Get the right training
Especially if you are new to the role of caregiver, you may worry about the techniques you’re using for tasks such as helping your loved one to the toilet, brushing their teeth for them or how best to support them in a bath or shower. You may also need ideas on how to keep them occupied with an appropriate level of activity. Specialised training in the care of a child or adult with disabilities helps give you confidence, as well as tips that can make the task easier. Care practitioners training is available through a number of organisations that provide care for the elderly and those with disabilities. You can also find a wealth of information online.
Join a group
‘A problem shared is a problem halved,’ they say. Find a support-group where you can connect with others doing similar work to share stories, exchange ideas, and get practical help and advice. It’s incredibly valuable to be able to interact with others who understand the challenges because they’ve ‘been there, done that’. It’s also an opportunity to let your hair down and enjoy some light-hearted moments. You may even see the funny side of experiences that seemed like the end of the world at that moment in time.
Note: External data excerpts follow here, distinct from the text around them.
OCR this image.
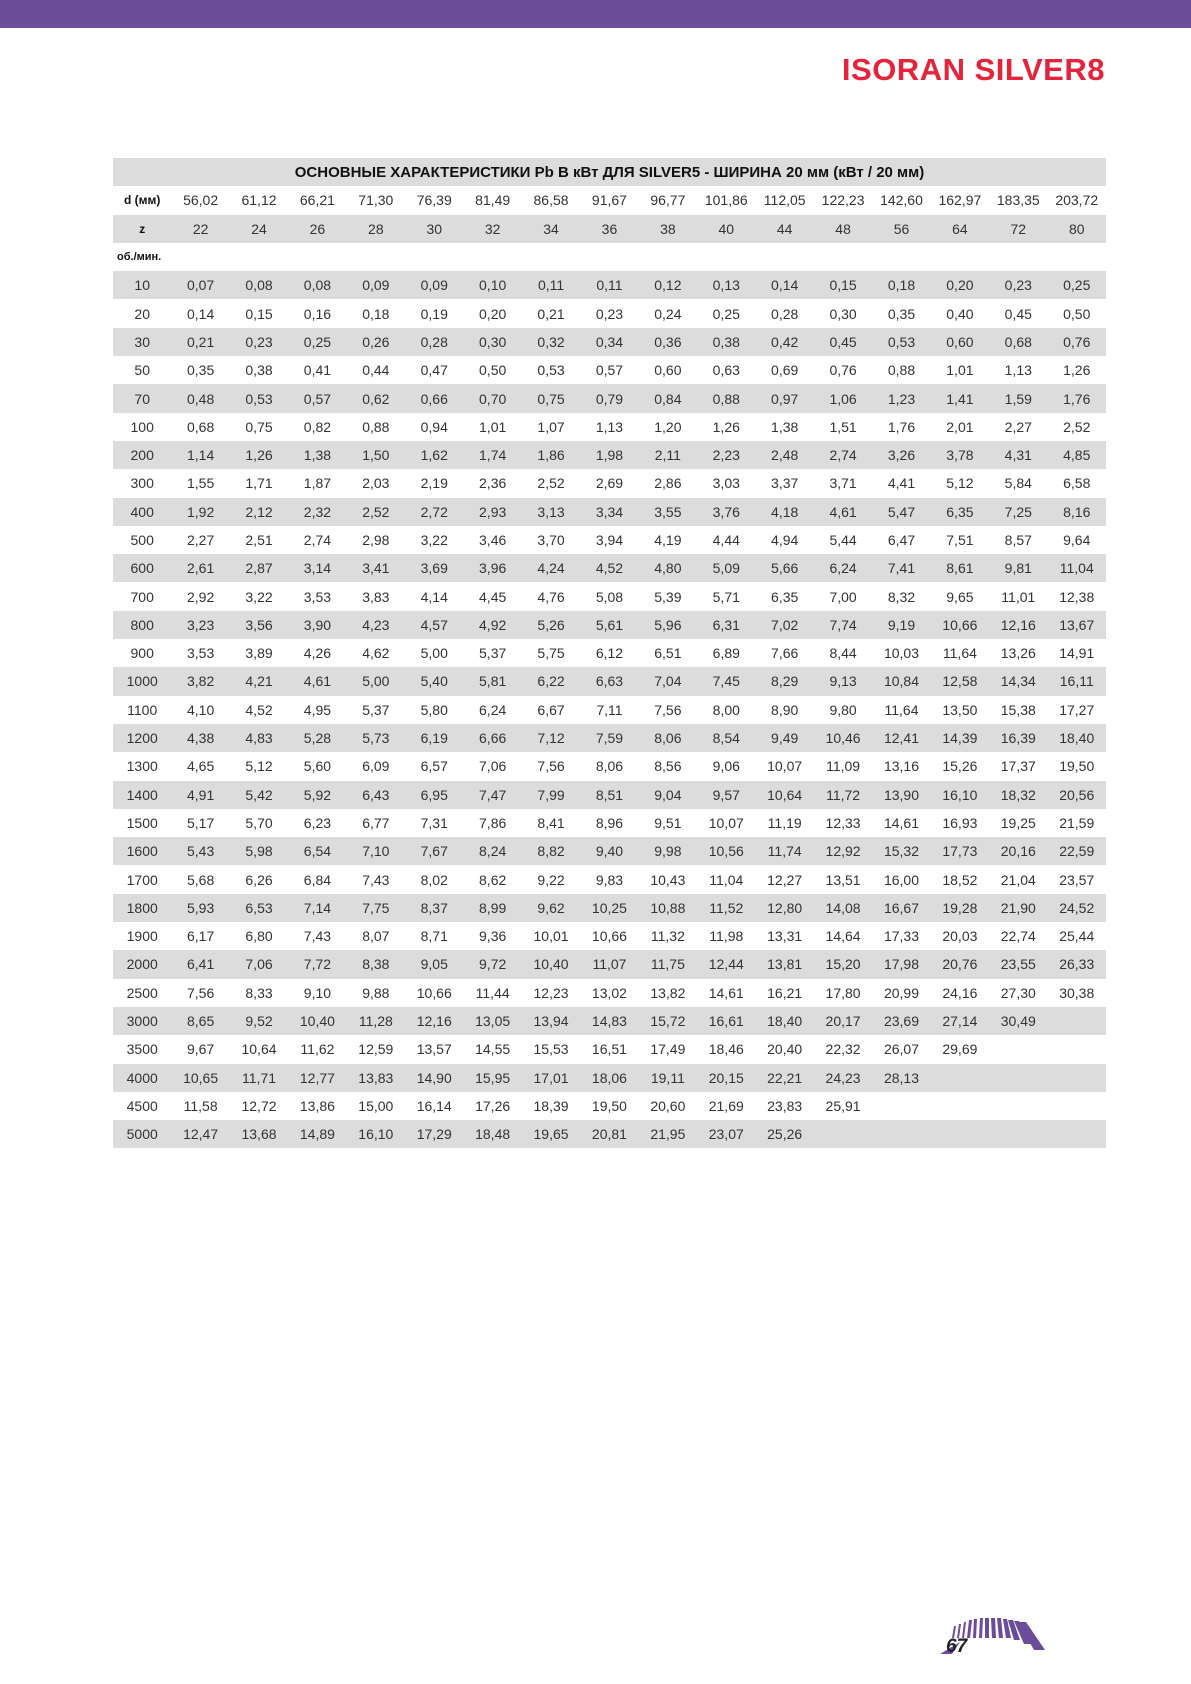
ISORAN SILVER8
ОСНОВНЫЕ ХАРАКТЕРИСТИКИ Pb В кВт ДЛЯ SILVER5 - ШИРИНА 20 мм (кВт / 20 мм)																
d (мм)	56,02	61,12	66,21	71,30	76,39	81,49	86,58	91,67	96,77	101,86	112,05	122,23	142,60	162,97	183,35	203,72
z	22	24	26	28	30	32	34	36	38	40	44	48	56	64	72	80
об./мин.																
10	0,07	0,08	0,08	0,09	0,09	0,10	0,11	0,11	0,12	0,13	0,14	0,15	0,18	0,20	0,23	0,25
20	0,14	0,15	0,16	0,18	0,19	0,20	0,21	0,23	0,24	0,25	0,28	0,30	0,35	0,40	0,45	0,50
30	0,21	0,23	0,25	0,26	0,28	0,30	0,32	0,34	0,36	0,38	0,42	0,45	0,53	0,60	0,68	0,76
50	0,35	0,38	0,41	0,44	0,47	0,50	0,53	0,57	0,60	0,63	0,69	0,76	0,88	1,01	1,13	1,26
70	0,48	0,53	0,57	0,62	0,66	0,70	0,75	0,79	0,84	0,88	0,97	1,06	1,23	1,41	1,59	1,76
100	0,68	0,75	0,82	0,88	0,94	1,01	1,07	1,13	1,20	1,26	1,38	1,51	1,76	2,01	2,27	2,52
200	1,14	1,26	1,38	1,50	1,62	1,74	1,86	1,98	2,11	2,23	2,48	2,74	3,26	3,78	4,31	4,85
300	1,55	1,71	1,87	2,03	2,19	2,36	2,52	2,69	2,86	3,03	3,37	3,71	4,41	5,12	5,84	6,58
400	1,92	2,12	2,32	2,52	2,72	2,93	3,13	3,34	3,55	3,76	4,18	4,61	5,47	6,35	7,25	8,16
500	2,27	2,51	2,74	2,98	3,22	3,46	3,70	3,94	4,19	4,44	4,94	5,44	6,47	7,51	8,57	9,64
600	2,61	2,87	3,14	3,41	3,69	3,96	4,24	4,52	4,80	5,09	5,66	6,24	7,41	8,61	9,81	11,04
700	2,92	3,22	3,53	3,83	4,14	4,45	4,76	5,08	5,39	5,71	6,35	7,00	8,32	9,65	11,01	12,38
800	3,23	3,56	3,90	4,23	4,57	4,92	5,26	5,61	5,96	6,31	7,02	7,74	9,19	10,66	12,16	13,67
900	3,53	3,89	4,26	4,62	5,00	5,37	5,75	6,12	6,51	6,89	7,66	8,44	10,03	11,64	13,26	14,91
1000	3,82	4,21	4,61	5,00	5,40	5,81	6,22	6,63	7,04	7,45	8,29	9,13	10,84	12,58	14,34	16,11
1100	4,10	4,52	4,95	5,37	5,80	6,24	6,67	7,11	7,56	8,00	8,90	9,80	11,64	13,50	15,38	17,27
1200	4,38	4,83	5,28	5,73	6,19	6,66	7,12	7,59	8,06	8,54	9,49	10,46	12,41	14,39	16,39	18,40
1300	4,65	5,12	5,60	6,09	6,57	7,06	7,56	8,06	8,56	9,06	10,07	11,09	13,16	15,26	17,37	19,50
1400	4,91	5,42	5,92	6,43	6,95	7,47	7,99	8,51	9,04	9,57	10,64	11,72	13,90	16,10	18,32	20,56
1500	5,17	5,70	6,23	6,77	7,31	7,86	8,41	8,96	9,51	10,07	11,19	12,33	14,61	16,93	19,25	21,59
1600	5,43	5,98	6,54	7,10	7,67	8,24	8,82	9,40	9,98	10,56	11,74	12,92	15,32	17,73	20,16	22,59
1700	5,68	6,26	6,84	7,43	8,02	8,62	9,22	9,83	10,43	11,04	12,27	13,51	16,00	18,52	21,04	23,57
1800	5,93	6,53	7,14	7,75	8,37	8,99	9,62	10,25	10,88	11,52	12,80	14,08	16,67	19,28	21,90	24,52
1900	6,17	6,80	7,43	8,07	8,71	9,36	10,01	10,66	11,32	11,98	13,31	14,64	17,33	20,03	22,74	25,44
2000	6,41	7,06	7,72	8,38	9,05	9,72	10,40	11,07	11,75	12,44	13,81	15,20	17,98	20,76	23,55	26,33
2500	7,56	8,33	9,10	9,88	10,66	11,44	12,23	13,02	13,82	14,61	16,21	17,80	20,99	24,16	27,30	30,38
3000	8,65	9,52	10,40	11,28	12,16	13,05	13,94	14,83	15,72	16,61	18,40	20,17	23,69	27,14	30,49	
3500	9,67	10,64	11,62	12,59	13,57	14,55	15,53	16,51	17,49	18,46	20,40	22,32	26,07	29,69		
4000	10,65	11,71	12,77	13,83	14,90	15,95	17,01	18,06	19,11	20,15	22,21	24,23	28,13			
4500	11,58	12,72	13,86	15,00	16,14	17,26	18,39	19,50	20,60	21,69	23,83	25,91				
5000	12,47	13,68	14,89	16,10	17,29	18,48	19,65	20,81	21,95	23,07	25,26					
67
Don’t be embarrassed to ask for help.
If you are struggling with feelings of anxiety and depression, seek professional counselling, or contact a 24-hour helpline such as the South African Depression and Anxiety Group. It’s not a sign of weakness to ask for help. Many carers are turning to mindfulness training to help them focus on mental health aspects. Or you may find meditation helpful.
Give yourself a pat on the back
Remind yourself that you are doing the best job you can in that moment in time. What you are doing is important and helpful. Hang up motivational posters or keep and read complimentary comments you’ve received from others to remind you how well you are doing. Realising that you are helping to make someone else’s life better is rewarding and improves your sense of self-worth.
“The work is hard, arduous but the reward that God one day will give us will be great according to the work achieved.” ‘Diary’ by Maria (‘Domitilla’) Rota (Unpublished): 19 January 1967.
You may find that caring for someone affected with severe disabilities contributes to a greater appreciation of your own life and blessings. You may also find that, despite his or her disabilities, the person you care for is able to give you something in return … a smile … that gives you a huge sense of satisfaction, and underscores the value of what you are doing. To make a difference in someone’s life is the greatest gift of all. As caregivers, we need to be able to be proud of ourselves.